As part of the grading for Principles of  Machine Learning each group has to complete the following steps:

### 1. Create a labelled dataset

Following the schema shown above, map your chosen categories to keywords and create labels in an ml_labels column.

After you have finished this process export your resulting dataframe as a `csv` file (example code for this is contained in this notebook). 

### 2. Train a classifier

If you want you can use the same sample code contained in this notebook to train your first classifier based on your labelling. You can also look at the sci-kit learn documentation and try your hand at other classifiers (this is not required from a grading perspective).

### 3. Measure correctly

In the above example code we train and measure on the test set. This is already a good approach, and depending on the size of your test data can give meaningful results.
Explore another way to measure by applying cross-validation when measuring. 

### 4. Interprete the process and your results

Provide a short (not more than 10 sentences) written interpretation of the observed result and the process that we have used to create our classifier. 

Do you see any potential problems in the semi_supervised keyword labeling shortcut we have used?

How would you interpret the observed results? Could the classifier be used for the discussed purpose of doing some preliminary competitive analysis (e.g. what is my competition in this area, how many shops exist that serve the products I target)


## Interpretation of the process and our results

Write your input below.

## 3. Measuring Correctly

Provide your baseline measurements:
- Train/test split based measurements:
    - Split Ratio:
    - Accuracy:
- Cross-Validation measurements:
    - Number of Folds:
    - Accuracy:


## 4. Interprete the process and your results

- What is your general interpretation of the results?

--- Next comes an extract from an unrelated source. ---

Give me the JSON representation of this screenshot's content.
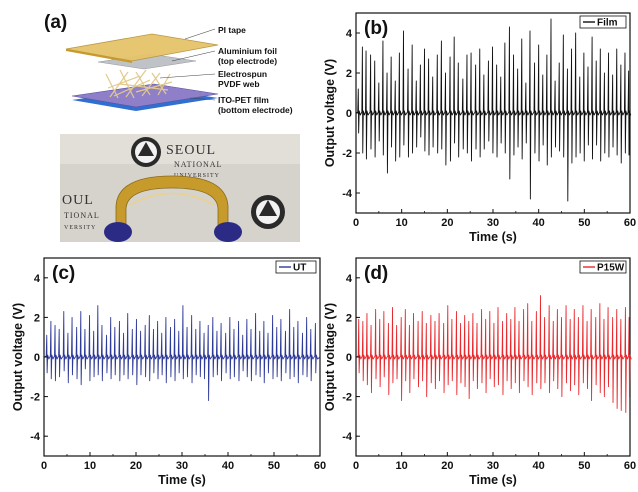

Are they good, bad, mediocre? Describe briefly.

...

- Do you see any potential problems in the semi_supervised keyword labeling shortcut that was used?


...

- How would you interpret the observed results? Could the classifier be used for your intended purpose? 

...


- What could be done to improve the performance of your classifier?

...

## Hand-in Procedure

The hand-in for each group consists of the CSV file containing your labelled version of the dataframe, and your version of this notebook.

Place the notebook file and the CSV file in a Zip file and upload it to the teams channel for Part II of the practical project. 

The name of the zip file should contain the last names of the group members.